Auch wenn der eine oder andere Beteiligte (oder Zuschauer) gerne einzelne Szenen anders umgesetzt gesehen hätte, zum Beispiel, indem auf den erwachsenen Drahtzieher im Hintergrund verzichtet wird, ist "American History X" trotz und wegen seiner Widersprüche ein sehr starker, kraftvoller und menschlicher Film geworden. Die Glaubwürdigkeit entsteht auch dadurch, dass die Figur Derek nicht einfach in zwei Hälften zerfällt, sondern dass es die gesamte Zeit eine Konstante für sie gibt: die Liebe zu ihrem jüngeren Bruder, die trotz ihrer Sanftheit nicht ins kitschige abstürzt.
"American History X" funktioniert mühelos als intimes Drama über eine Familie wie über philosophische Fragen, so dass das Schlusszitat leider reichlich unnötig ist.
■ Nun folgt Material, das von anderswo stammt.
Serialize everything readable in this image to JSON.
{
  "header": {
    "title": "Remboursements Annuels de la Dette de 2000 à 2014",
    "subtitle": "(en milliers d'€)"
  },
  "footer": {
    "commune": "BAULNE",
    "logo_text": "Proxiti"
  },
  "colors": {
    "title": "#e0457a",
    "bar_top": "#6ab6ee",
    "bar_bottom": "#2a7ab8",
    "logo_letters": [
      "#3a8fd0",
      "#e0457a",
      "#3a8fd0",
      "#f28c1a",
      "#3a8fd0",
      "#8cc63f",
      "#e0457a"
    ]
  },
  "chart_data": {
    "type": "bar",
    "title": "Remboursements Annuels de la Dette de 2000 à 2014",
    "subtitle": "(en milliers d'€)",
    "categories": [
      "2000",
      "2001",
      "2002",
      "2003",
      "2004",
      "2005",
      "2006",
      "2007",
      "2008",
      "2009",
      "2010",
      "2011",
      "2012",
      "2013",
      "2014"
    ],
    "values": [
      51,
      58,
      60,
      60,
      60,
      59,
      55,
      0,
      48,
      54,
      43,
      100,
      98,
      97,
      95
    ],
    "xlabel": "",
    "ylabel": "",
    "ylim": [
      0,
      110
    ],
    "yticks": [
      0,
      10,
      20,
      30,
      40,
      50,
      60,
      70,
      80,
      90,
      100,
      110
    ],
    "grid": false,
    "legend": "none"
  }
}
Auf den ersten Blick kommt er nicht ohne Klischees aus. Bei näherem Hinsehen liegt er aber häufig goldrichtig: beispielsweise bei der Figur des schwarzen Englischlehrers als weiser Ratgeber. Dieser ist kein verwässerter Bilderbuchschwarzer - dafür ist er Derek zu ähnlich, (er reagierte in seiner Vergangenheit genauso mit blinder Wut auf Verwirrungen und Enttäuschungen) - und er belehrt und moralisiert nicht über die Gleichwertigkeit aller Menschen vor sich hin, sondern stellt Derek die Frage "Was hast du getan, damit dein Leben besser wird?" und signalisiert ihm hier wiederum das vorrangige Interesse am Menschen, nicht an der Ideologie, wiederum Respekt für das gelungene Drehbuch.
Der Film ist auch formal, insbesondere was die Kameraarbeit belangt, eine echte "Sehenswürdigkeit", die weder nötige Härte noch Gefühlstiefe scheut.